Roseville City Council amends mobile food vendor ordinance
Mobile food vendors seem to be all the rage, but for some Roseville business owners these vendors are causing the wrong kind of rage.
A few business owners in the historic district have asked the city to adopt stricter regulations in its Downtown Code governing open air and mobile food vendors. They say the presence of food trucks and food push carts has caused a drop in sales for brick and mortar businesses.
According to three business owners, a mobile food truck vendor has been setting up shop on Main Street in Old Town during peak weekend evening hours. There is also an approved hot dog vendor operating at the corner of Main and Lincoln streets on most weekends.
Roseville City Council unanimously approved amending the Downtown Code ordinance during Wednesday's meeting, which will expand the existing requirement of a 100-foot separation from an open air vendor and a permanent business that sells the same "item" to include "food and beverage item."
The ordinance also states they cannot locate within 200 feet of another vendor. Mobile food vendors are required to have a city business license to operate.
Mobile food trucks will not be affected by these changes. Per the California Vehicle Code, local jurisdictions can only impose regulations on mobile food trucks when there's a public safety concern, said Wayne Wiley, associate planner for the city.
Scott Alvord, president of the Downtown Roseville Merchants Association, told the Press Tribune before the council vote that he hasn't been approached by any business owners with these concerns.

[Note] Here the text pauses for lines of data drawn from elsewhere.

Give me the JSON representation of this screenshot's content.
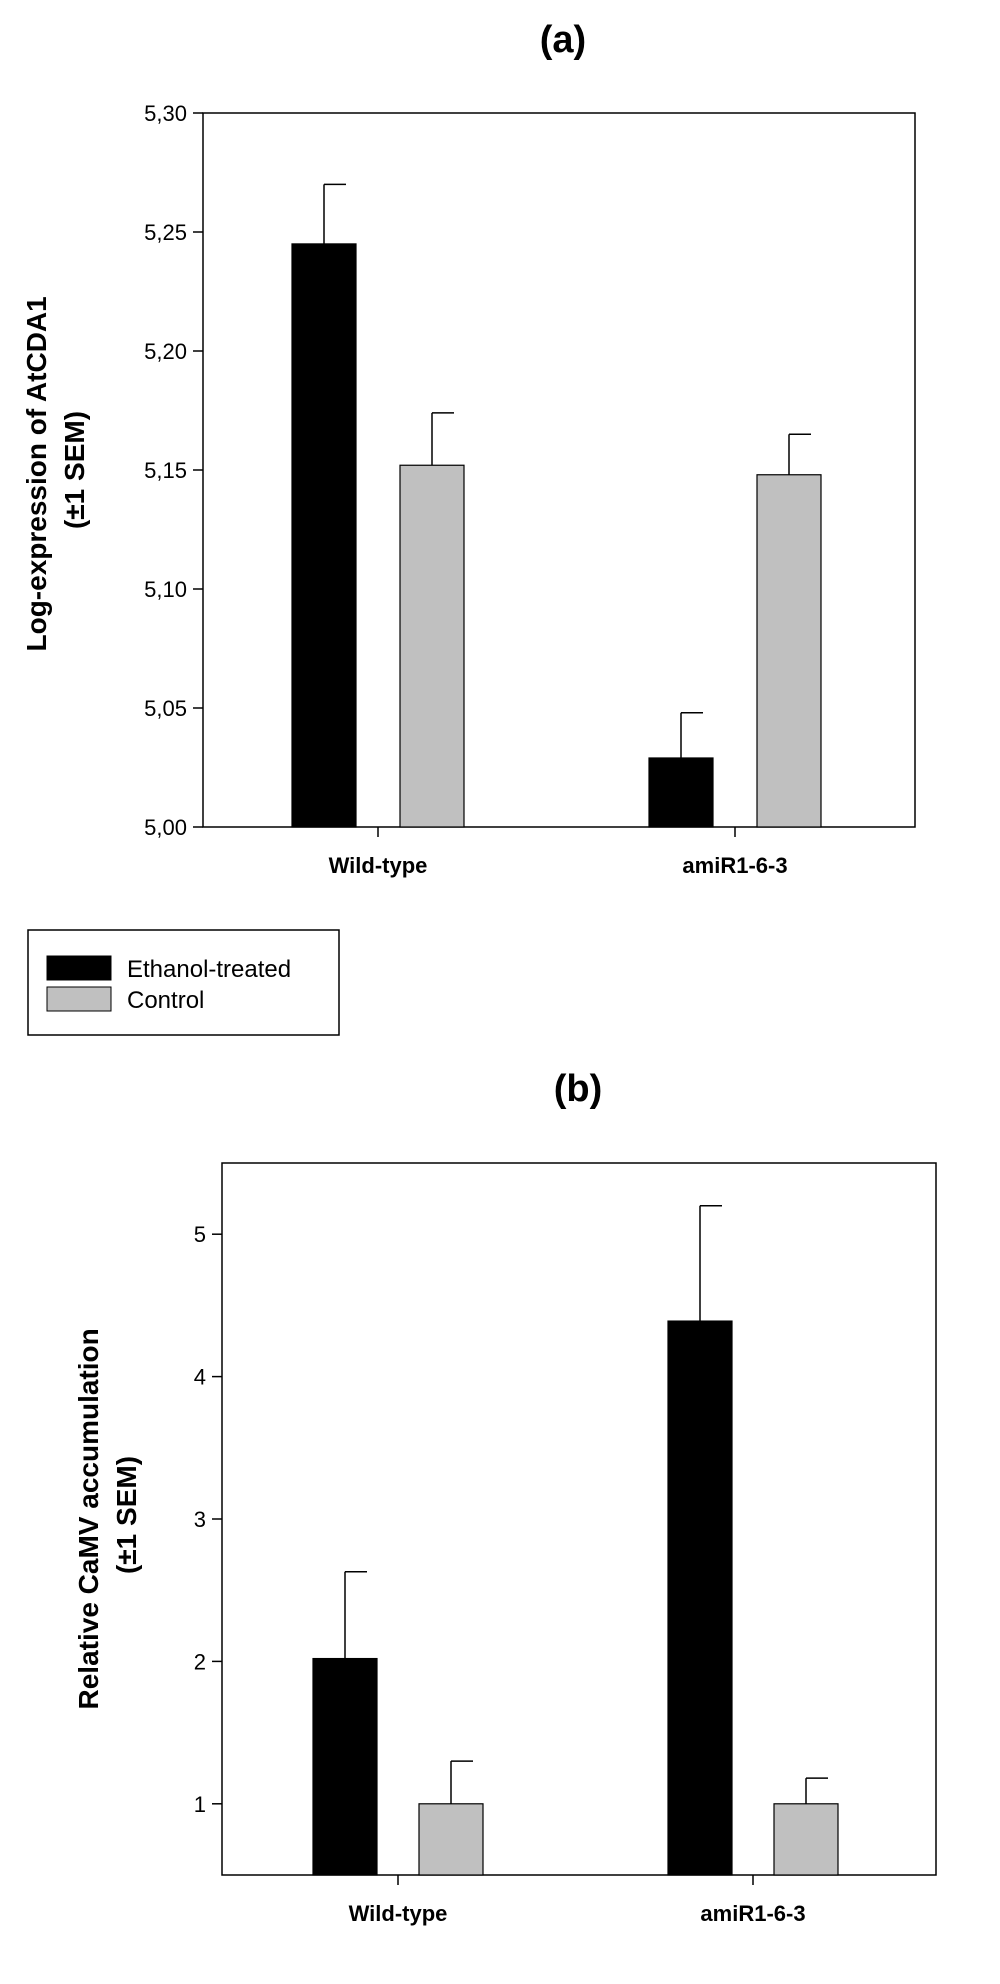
{
  "legend": {
    "entries": [
      {
        "label": "Ethanol-treated",
        "color": "#000000"
      },
      {
        "label": "Control",
        "color": "#c0c0c0"
      }
    ]
  },
  "chart_data": [
    {
      "type": "bar",
      "title": "(a)",
      "categories": [
        "Wild-type",
        "amiR1-6-3"
      ],
      "series": [
        {
          "name": "Ethanol-treated",
          "color": "#000000",
          "values": [
            5.245,
            5.029
          ],
          "errors": [
            0.025,
            0.019
          ]
        },
        {
          "name": "Control",
          "color": "#c0c0c0",
          "values": [
            5.152,
            5.148
          ],
          "errors": [
            0.022,
            0.017
          ]
        }
      ],
      "ylabel_lines": [
        "Log-expression of AtCDA1",
        "(±1 SEM)"
      ],
      "xlabel": "",
      "ylim": [
        5.0,
        5.3
      ],
      "yticks": [
        5.0,
        5.05,
        5.1,
        5.15,
        5.2,
        5.25,
        5.3
      ],
      "ytick_labels": [
        "5,00",
        "5,05",
        "5,10",
        "5,15",
        "5,20",
        "5,25",
        "5,30"
      ]
    },
    {
      "type": "bar",
      "title": "(b)",
      "categories": [
        "Wild-type",
        "amiR1-6-3"
      ],
      "series": [
        {
          "name": "Ethanol-treated",
          "color": "#000000",
          "values": [
            2.02,
            4.39
          ],
          "errors": [
            0.61,
            0.81
          ]
        },
        {
          "name": "Control",
          "color": "#c0c0c0",
          "values": [
            1.0,
            1.0
          ],
          "errors": [
            0.3,
            0.18
          ]
        }
      ],
      "ylabel_lines": [
        "Relative CaMV accumulation",
        "(±1 SEM)"
      ],
      "xlabel": "",
      "ylim": [
        0.5,
        5.5
      ],
      "yticks": [
        1,
        2,
        3,
        4,
        5
      ],
      "ytick_labels": [
        "1",
        "2",
        "3",
        "4",
        "5"
      ]
    }
  ]
}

"I'd be surprised that merchants would be against their presence in the downtown because most of these gourmet food trucks have such a crazy, fanatical following of people that they bring a crowd with them wherever they go," Alvord said. "These followers often enjoy wandering in and out of nearby businesses."
He said the problem likely occurs when a food vendor selling pizza, for instance, parks outside a pizza parlor. This dilemma needs to be addressed, he said.
"We definitely don't want to hurt our local businesses, but we need to consider that these trucks are quite a fad right now and they will bring new shoppers to the areas in which they come," Alvord said.
In a November letter to Roseville City Council, Teri Merryweather and Kathy Garner of Smokin Hot Dog on Lincoln Street complained of how open air vendors and food trucks are affecting their business.
On two Saturday evenings in October, when a mobile food vendor was present, the hot dog eatery brought in less than $100 each night, instead of the usual $250 to $300, according to the letter.
"We are a brick and (mortar) business, paying taxes, rent, utilities and we are not breezing in taking away an established business's customers and breezing out," they wrote. "We choose to be here for the long haul. Now it is apparent that this might not be our reality."
Merryweather said during Wednesday's meeting that she hasn't had problems with food trucks locating near her business since October.
City staff recommended against changes to food truck regulations after considering the limited number of these trucks that frequent downtown and researching other jurisdictions. Plus state vehicle code limits local jurisdictions' governing ability, and prohibiting these trucks would likely result in legal action, according to the staff report.
Here's a look at some other items approved during the April 18 council meeting:
Harry Crabb Park phase 1 award of contract: The city awarded the lowest bid, for a total contract award of $1.1 million, to Procida Landscape for construction of an 18.8-acre park on Scarborough Drive and Secret Ravine Parkway in the Stoneridge Specific Plan. Construction will begin in May and is funded through Citywide Park Fund, Stoneridge CFD Bond and Stoneridge Neighborhood Park Fund. The estimated annual cost of maintenance for phase 1 is $36,000 and will come from the general fund.
Municipal code amendment related to disposition of property: Changes to the code allows the city to determine alternate methods for selling or disposing of city property such as property sale, exchange or other financial arrangement. The city says this will also be useful when the city wants to see a piece of property developed in a specific manner. No immediate fiscal impact.
Agricultural land lease agreement amendment: In 2007, the city entered into an agreement to dry farm, graze and provide maintenance to 1,120 acres on the Al Johnson Wildlife Area, formally Reason Farms, for five years. The city accepted the proposal to continue farming/grazing rotation and provide maintenance at no cost for the right for Auburn Ravine Ranch and B&B Livestock to graze cattle on the property.
Parcel 49 acquisition and reimbursement agreement: Cinemark USA, Inc. requested the city use Community Facility District monies for the completion of community facility improvements, including construction of regional storm drain conveyance facilities and standard frontage improvements along Washington Boulevard. Cinemark owns Parcel 49 in the North Central Specific Plan, located at the corner of Washington Boulevard and Blue Oaks Boulevard, adjacent to Highway 65. Improvements have been budgeted through special taxes. Additional work needs to be completed, paid for by Traffic Mitigation Fees.